RADEWEGER KIRCHDACH-VEREIN WILL SCHUKE-INSTRUMENT RESTAURIEREN LASSEN

Die Orgel soll wieder erklingen

MARCUS ALERT

RADEWEGE Am 29. August soll die Radeweger Schuke-Orgel von Bischof Wolfgang Huber neu geweiht werden. Bis dahin ist aber noch ein langer Weg. Denn dem im Jahre 2000 gegründeten Förderkreis Dorfkirche Radewege, dem Verein Kirchdach, fehlen derzeit noch mindestens 3000 Euro von 15 000 Euro für die dringend erforderliche Reparatur des Musikinstrumentes. Der Auftrag ist bereits ausgelöst. Künftig soll das Musikinstrument wieder bei Gottesdiensten, Trauungen, Taufen und Konfirmationen erklingen.

Mit einem Spendenaufruf, der an alle Haushalte in Radewege gehen soll, will der 50 Mitglieder zählende Verein nun noch das restliche Geld aufbringen. Das wurde auf der Mitgliederversammlung beschlossen. Bei dieser Zusammenkunft wurde auch der Vorstand mit Steffen Wilkening (Vorsitzender), Alfred Arndt (2. Vorsitzender) und Jürgen Pinnig (Schatzmeister) im Amt bestätigt.

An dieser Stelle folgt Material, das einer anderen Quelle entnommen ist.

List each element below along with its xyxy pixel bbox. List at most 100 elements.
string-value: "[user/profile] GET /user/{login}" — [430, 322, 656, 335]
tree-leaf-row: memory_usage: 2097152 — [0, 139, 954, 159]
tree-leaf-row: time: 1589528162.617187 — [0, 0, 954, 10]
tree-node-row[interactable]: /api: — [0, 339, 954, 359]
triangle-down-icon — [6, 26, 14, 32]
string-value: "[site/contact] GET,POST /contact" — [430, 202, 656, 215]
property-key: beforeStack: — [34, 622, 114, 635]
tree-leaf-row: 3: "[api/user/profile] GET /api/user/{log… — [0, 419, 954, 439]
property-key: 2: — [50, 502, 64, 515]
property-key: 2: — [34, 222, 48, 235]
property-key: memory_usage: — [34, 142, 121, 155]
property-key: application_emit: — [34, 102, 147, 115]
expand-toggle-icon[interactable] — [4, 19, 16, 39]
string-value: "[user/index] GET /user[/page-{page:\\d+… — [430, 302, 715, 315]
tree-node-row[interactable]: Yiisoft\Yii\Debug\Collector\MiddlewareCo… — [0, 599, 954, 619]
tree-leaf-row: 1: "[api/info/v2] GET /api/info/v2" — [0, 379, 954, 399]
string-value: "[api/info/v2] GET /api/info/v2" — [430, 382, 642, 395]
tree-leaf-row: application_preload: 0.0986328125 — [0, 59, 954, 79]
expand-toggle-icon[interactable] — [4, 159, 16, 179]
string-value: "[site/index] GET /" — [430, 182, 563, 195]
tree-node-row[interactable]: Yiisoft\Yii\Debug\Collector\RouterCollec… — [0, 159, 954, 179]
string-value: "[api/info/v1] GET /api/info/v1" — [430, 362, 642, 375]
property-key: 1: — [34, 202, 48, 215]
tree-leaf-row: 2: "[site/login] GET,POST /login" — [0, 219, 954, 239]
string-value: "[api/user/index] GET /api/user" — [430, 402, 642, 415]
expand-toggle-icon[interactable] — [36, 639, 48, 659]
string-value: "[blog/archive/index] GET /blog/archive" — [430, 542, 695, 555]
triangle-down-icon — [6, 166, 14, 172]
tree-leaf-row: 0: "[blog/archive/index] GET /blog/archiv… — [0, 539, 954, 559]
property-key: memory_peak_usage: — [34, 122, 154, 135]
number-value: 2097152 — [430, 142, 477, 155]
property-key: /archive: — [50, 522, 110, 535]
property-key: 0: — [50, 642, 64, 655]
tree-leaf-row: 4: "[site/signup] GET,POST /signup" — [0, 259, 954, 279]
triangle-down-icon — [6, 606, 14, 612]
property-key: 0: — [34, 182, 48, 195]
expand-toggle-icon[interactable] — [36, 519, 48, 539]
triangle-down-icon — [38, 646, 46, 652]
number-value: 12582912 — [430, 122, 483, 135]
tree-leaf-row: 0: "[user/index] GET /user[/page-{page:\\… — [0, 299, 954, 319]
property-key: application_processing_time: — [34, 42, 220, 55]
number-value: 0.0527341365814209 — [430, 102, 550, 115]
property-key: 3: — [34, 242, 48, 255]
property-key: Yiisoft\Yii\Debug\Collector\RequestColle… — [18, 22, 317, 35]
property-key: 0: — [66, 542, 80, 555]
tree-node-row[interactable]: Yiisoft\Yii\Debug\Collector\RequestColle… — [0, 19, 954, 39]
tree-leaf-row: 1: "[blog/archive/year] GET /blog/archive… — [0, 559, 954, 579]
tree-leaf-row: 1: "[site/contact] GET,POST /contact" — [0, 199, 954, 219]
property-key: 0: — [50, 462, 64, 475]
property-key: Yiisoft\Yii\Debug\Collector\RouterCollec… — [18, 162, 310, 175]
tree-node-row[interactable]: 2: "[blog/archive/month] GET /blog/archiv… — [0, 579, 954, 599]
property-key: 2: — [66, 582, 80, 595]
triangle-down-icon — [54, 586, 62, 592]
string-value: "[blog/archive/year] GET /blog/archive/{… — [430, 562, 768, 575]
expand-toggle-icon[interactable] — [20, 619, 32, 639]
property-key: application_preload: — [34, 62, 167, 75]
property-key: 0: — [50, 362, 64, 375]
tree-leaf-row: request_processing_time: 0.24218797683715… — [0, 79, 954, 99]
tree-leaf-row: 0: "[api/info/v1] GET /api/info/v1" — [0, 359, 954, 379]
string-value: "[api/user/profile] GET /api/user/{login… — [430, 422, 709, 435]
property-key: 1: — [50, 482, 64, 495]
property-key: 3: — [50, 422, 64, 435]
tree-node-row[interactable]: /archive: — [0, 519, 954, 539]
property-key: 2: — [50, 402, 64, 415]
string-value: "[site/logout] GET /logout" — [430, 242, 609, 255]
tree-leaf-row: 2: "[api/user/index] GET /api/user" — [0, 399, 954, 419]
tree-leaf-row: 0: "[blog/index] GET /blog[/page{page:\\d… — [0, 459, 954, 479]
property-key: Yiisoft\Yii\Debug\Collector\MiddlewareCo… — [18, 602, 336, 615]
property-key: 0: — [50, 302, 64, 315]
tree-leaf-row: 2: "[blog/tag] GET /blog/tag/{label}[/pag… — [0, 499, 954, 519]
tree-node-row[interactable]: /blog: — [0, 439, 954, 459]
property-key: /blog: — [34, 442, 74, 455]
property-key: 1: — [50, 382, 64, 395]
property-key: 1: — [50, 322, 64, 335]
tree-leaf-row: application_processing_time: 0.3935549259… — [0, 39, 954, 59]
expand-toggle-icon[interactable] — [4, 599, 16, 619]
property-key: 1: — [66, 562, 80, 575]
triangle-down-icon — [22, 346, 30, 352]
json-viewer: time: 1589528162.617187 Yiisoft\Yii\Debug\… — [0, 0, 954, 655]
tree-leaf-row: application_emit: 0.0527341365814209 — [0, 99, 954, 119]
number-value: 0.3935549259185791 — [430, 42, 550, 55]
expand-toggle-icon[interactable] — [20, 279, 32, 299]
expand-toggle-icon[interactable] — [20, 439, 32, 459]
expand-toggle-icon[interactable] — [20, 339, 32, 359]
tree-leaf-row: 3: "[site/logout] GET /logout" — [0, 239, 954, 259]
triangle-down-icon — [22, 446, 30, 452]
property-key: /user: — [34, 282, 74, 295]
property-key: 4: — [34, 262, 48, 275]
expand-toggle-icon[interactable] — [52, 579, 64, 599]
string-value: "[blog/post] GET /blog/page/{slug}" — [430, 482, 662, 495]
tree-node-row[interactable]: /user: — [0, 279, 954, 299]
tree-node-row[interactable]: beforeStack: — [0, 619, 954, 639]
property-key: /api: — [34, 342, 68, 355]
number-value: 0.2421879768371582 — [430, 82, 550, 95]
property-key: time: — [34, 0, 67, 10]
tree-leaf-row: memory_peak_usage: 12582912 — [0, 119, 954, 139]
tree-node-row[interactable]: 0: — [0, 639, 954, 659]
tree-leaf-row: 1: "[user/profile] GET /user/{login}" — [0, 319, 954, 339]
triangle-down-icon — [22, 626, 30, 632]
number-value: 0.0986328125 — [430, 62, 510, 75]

Mit der Firma Fahlberg aus Eberswalde steht bereits der Betrieb fest, der die Restaurierung der im Jahre 1895 entstandenen Orgel übernimmt. Dieses Instrument ist das erste Werk der Firma Schuke und bis heute praktisch unverändert erhalten geblieben. "Das Musikinstrument wird vor Ort komplett auseinander genommen", erläutert Wilkening. Schließlich müsse der Holzwurm bekämpft und die Prospektpfeifen erneuert werden. Diese Pfeifen mussten die Radeweger im Ersten Weltkrieg zur Verfügung stellen und wurden später durch welche aus Zink ersetzt. Jetzt sollen wieder Pfeifen aus englischem Zinn angefertigt werden.

Für zusätzliche Kosten sorgt der Blasebalg, der Luft verliert und daher durch eine Elektrogebläseanlage ersetzt werden muss. Im August soll die Orgel dann erstmals wieder erklingen. Jedoch nicht am jetzigen Standort auf der Empore, wo sie seit den 1950er Jahren steht, sondern im Turmbereich, sechs Meter weiter hinten. "Wir wollten die Orgel nicht dem weiteren Verfall überlassen", sagt Wilkening. Laut Pinnig beteiligen sich das Konsistorium der evangelischen Kirche (2500 Euro), die Radeweger Kirchengemeinde (1600 Euro) und auch die Kommune an den Kosten. Den größten Teil des Geldes muss aber der Verein aufbringen.

Für den Förderverein "Kirchdach" ist die Orgel das zweite große Vorhaben. Denn mit einem Aufwand von 9000 Euro konnten die Mitglieder auch schon das Abstürzen der Radeweger Kirchenglocken verhindern. Mit dem Geld wurde der marode Glockenstuhl erneuert und die Klöppel der Glocken repariert. Im Zuge dieser Arbeiten wurde auch gleich eine elektronische Läuteanlage installiert. "Von Montag bis Sonntag lassen die Glocken jetzt immer um 18 Uhr den Tag ausklingen", berichtet Vereinschef Wilkening.